Sunday, December 18, 2011

Recent Thoughts

So, this morning I was reading an article in this month's Harpers, where a woman had traveled to Cuernavaca with her daughter to learn Spanish. She noted the immediacy of the dead in the life of the host family. I started to think that maybe a great thing about having decidedly distant places for the afterlife is that the dead are not in the backyard complaining to you, wondering why no one cleans their graves, and generally being troublesome for the living. It may be that the progress of Christianity and its cosmology has allowed more freedom from the ancestors.

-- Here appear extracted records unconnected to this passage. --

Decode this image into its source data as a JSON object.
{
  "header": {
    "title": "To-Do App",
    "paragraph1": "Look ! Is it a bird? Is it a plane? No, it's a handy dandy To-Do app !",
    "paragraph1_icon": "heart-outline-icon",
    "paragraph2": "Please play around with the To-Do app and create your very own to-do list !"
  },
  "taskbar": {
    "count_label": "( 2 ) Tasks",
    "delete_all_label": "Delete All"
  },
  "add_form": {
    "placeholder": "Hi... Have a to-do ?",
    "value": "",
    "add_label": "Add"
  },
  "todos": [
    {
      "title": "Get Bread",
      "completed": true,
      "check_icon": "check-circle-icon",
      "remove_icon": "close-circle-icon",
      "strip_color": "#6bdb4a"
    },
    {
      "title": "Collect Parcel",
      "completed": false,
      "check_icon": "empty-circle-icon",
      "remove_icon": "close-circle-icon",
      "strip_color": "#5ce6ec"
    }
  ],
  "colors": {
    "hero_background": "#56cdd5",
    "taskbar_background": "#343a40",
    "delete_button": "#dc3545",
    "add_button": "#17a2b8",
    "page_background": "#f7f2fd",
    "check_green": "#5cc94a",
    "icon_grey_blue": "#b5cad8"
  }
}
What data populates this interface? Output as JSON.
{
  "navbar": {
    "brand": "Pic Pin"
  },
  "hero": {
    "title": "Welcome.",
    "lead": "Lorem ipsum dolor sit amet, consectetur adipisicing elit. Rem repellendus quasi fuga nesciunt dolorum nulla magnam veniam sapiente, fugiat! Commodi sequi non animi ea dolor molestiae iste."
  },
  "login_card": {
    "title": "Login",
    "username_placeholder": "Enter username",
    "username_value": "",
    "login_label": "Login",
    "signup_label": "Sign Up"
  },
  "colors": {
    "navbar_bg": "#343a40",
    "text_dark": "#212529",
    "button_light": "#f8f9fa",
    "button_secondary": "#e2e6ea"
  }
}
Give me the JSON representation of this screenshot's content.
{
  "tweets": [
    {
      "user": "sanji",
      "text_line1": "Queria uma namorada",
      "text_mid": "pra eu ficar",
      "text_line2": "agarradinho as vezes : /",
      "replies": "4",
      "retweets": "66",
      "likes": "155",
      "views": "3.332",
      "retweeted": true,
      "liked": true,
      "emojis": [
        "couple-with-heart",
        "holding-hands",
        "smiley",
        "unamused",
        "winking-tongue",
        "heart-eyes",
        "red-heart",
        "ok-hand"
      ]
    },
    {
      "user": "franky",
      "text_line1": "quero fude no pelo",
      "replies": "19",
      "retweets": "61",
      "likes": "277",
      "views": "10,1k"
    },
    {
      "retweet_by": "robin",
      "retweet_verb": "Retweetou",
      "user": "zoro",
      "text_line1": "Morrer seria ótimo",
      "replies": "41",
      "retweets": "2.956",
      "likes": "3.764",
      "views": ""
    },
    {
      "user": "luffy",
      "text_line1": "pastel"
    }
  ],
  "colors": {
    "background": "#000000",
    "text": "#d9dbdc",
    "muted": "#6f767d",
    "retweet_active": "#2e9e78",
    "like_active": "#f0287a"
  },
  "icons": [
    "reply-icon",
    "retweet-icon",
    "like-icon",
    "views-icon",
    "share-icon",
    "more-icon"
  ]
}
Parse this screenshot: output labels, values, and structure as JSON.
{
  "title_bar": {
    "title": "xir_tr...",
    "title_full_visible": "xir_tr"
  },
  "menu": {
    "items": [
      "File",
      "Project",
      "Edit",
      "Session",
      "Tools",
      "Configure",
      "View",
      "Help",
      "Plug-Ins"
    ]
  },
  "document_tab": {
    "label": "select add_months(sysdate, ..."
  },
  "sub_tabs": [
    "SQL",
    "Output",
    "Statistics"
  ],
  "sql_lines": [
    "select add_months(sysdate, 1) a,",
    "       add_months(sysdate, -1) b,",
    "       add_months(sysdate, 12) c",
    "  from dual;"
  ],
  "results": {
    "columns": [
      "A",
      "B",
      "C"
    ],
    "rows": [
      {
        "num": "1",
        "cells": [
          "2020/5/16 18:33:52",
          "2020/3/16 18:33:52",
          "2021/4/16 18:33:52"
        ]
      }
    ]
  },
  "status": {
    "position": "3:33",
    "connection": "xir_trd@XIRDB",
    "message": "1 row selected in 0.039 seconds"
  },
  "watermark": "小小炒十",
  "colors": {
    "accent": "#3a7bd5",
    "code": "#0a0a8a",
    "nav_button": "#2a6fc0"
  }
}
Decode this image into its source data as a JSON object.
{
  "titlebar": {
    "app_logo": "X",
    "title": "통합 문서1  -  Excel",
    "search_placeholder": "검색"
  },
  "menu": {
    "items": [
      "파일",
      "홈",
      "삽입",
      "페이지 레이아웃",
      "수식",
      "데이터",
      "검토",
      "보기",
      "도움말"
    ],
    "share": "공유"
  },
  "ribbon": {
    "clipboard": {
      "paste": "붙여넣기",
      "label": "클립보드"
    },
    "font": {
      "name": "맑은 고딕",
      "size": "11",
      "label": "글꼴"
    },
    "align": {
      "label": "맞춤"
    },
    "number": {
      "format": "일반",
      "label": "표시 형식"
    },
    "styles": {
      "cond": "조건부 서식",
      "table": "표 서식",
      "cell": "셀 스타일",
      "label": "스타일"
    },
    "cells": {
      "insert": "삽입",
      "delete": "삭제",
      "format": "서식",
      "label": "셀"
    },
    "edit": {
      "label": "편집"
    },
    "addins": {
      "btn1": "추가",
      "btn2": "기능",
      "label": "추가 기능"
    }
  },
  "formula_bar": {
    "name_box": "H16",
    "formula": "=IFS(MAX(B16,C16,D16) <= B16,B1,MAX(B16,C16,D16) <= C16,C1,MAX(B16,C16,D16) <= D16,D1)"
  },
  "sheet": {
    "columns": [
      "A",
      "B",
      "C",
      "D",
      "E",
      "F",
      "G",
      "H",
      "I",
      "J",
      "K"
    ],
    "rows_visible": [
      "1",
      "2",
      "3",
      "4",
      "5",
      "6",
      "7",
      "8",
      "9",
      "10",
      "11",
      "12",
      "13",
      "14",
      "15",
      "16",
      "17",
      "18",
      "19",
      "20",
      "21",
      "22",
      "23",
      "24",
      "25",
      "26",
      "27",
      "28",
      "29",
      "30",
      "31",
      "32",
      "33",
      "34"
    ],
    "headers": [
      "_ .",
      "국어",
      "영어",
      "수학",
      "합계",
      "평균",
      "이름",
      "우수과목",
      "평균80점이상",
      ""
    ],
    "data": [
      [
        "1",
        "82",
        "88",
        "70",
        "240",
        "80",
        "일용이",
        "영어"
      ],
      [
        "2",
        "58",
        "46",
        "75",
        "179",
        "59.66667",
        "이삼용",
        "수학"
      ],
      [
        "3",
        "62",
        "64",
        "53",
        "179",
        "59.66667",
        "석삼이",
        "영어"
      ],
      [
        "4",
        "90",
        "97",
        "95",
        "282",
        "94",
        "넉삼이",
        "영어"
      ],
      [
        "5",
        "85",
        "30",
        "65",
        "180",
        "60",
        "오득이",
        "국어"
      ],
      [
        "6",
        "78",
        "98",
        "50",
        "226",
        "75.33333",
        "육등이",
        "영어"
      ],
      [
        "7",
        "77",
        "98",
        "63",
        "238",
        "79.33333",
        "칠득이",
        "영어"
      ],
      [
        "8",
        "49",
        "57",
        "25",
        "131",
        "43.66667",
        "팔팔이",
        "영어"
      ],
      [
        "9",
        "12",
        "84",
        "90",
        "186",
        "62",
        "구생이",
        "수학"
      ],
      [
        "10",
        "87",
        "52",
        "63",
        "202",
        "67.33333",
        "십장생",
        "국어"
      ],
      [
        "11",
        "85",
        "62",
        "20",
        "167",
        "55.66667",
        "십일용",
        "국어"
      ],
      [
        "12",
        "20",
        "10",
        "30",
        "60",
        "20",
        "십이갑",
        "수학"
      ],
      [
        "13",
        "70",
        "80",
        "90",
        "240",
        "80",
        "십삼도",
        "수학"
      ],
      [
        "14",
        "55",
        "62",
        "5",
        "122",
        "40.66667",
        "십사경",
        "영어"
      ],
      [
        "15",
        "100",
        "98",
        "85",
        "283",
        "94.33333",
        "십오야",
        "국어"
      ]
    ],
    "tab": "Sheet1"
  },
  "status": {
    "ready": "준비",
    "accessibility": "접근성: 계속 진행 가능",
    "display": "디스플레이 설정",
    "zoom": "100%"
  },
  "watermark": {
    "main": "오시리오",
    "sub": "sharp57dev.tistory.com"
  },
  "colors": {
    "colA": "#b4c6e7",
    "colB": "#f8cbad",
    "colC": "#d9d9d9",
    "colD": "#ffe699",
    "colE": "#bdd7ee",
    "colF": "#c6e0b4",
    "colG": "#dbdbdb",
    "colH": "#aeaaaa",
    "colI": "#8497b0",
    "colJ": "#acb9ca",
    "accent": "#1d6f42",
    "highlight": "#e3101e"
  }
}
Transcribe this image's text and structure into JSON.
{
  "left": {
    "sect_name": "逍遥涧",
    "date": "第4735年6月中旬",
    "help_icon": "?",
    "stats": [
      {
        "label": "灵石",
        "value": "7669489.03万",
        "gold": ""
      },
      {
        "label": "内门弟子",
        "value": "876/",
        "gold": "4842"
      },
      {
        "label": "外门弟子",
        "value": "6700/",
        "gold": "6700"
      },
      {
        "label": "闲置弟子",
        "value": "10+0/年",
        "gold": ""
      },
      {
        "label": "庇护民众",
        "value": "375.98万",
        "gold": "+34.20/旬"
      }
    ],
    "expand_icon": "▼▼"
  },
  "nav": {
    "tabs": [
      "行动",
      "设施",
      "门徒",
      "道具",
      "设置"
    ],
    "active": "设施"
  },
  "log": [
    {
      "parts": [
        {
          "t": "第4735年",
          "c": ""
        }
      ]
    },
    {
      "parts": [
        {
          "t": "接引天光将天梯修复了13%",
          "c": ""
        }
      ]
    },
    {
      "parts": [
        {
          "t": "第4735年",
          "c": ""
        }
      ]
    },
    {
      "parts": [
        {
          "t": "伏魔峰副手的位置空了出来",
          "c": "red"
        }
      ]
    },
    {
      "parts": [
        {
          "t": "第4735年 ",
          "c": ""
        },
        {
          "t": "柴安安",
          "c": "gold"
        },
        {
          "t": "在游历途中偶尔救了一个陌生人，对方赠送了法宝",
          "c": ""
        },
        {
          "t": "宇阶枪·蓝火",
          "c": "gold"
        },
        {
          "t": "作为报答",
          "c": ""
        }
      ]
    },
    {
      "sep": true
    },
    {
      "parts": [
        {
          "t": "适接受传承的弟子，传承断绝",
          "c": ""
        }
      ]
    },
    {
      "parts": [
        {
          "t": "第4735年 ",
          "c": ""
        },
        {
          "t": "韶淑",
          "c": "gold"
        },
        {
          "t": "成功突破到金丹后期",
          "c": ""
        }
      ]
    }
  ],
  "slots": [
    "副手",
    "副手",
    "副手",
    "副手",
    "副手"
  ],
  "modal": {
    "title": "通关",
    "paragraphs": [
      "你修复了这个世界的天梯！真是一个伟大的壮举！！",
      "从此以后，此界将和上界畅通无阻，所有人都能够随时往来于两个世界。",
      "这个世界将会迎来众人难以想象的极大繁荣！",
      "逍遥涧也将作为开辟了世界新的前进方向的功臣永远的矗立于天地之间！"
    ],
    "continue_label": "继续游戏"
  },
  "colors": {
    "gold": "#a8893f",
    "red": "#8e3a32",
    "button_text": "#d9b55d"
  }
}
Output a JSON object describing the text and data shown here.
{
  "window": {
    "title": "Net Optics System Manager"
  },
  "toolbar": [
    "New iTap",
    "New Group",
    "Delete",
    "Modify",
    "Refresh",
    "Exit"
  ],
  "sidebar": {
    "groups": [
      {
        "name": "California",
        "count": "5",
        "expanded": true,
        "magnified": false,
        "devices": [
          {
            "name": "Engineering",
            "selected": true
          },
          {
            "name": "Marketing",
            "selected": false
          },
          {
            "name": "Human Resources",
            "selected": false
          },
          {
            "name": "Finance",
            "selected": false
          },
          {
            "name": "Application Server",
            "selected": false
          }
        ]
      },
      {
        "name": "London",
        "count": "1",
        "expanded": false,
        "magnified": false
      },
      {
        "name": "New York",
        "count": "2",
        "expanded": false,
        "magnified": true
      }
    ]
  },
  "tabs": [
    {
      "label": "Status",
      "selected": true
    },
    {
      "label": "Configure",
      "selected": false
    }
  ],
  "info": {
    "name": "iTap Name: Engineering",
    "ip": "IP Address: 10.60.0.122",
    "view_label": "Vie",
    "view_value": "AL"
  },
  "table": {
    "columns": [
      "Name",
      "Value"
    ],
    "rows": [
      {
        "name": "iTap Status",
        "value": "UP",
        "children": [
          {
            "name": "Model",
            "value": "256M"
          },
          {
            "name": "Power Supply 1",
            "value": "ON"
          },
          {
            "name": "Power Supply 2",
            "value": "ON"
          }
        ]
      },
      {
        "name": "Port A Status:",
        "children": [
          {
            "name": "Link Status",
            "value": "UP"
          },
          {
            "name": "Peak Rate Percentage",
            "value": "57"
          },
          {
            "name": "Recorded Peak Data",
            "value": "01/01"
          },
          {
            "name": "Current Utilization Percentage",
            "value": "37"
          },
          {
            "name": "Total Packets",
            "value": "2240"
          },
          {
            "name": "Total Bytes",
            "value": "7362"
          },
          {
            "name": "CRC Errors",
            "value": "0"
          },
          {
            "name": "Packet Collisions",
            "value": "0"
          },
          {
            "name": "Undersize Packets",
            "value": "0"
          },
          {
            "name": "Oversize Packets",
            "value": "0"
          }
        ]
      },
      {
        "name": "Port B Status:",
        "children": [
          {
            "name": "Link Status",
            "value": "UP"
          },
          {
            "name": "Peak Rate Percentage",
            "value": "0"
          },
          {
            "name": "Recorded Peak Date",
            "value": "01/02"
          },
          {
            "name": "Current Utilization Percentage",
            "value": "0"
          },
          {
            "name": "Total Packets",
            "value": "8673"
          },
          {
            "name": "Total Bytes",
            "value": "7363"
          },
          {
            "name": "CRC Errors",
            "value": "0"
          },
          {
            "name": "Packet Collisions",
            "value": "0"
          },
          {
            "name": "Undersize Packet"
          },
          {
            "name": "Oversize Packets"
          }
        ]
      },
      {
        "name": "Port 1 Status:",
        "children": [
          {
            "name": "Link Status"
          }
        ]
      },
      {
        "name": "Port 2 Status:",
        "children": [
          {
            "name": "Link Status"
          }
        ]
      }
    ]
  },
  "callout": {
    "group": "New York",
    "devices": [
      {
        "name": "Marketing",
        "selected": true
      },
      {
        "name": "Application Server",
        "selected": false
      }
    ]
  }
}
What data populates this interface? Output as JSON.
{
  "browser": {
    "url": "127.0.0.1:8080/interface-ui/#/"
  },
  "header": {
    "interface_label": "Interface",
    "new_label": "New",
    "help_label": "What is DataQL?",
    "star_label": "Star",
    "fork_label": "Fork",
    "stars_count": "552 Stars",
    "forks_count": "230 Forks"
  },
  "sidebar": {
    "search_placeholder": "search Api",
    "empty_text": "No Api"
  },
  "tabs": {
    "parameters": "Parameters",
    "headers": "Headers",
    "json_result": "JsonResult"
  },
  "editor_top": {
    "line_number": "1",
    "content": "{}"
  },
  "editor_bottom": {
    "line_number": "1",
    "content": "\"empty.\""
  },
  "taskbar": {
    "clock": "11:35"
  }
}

Second, I occasionally find myself thinking back to 'The Stainless Steel Rat Gets Drafted' and the system of Individual Mutualism. When I was 12 (and read this), the existence of a long line of anarchist thinkers was far from my imagination, so any relation to historical mutualist theory was lost to me. I think I may want to add some of these 19th century thinkers, probably Proudhon more than Kropotkin to my reading list. It's a shame that anarchy and its philosophy have been hidden from young people by rather loud shouts from metal heads (do these still exist?). I think reading Chernyshevsky's 'What is to be Done' over my vacation this summer may have rekindled some interest in the matter. Any technical measures to bring this about should do a little reading into the history of mutual aid or friendly societies as they were known 200 years ago in the US. The big advantage of small scale local social units is that we won't require a revolution in the state to effect the kind of change and organization required to put these ideas into practice.

Unfortunately, the state and finance are balanced in favor of a debt driven consumption system, as anyone who has tried to get a mortgage for a coop can attest. My understanding is that a coop is owned jointly by the tenants, so unlike a condo, cannot be foreclosed at the unit level, only the whole building. This makes bankers hesitant to lend without security. It makes me wonder what other types of organizing property are prevented by the structure of lending and the legal system upholding property.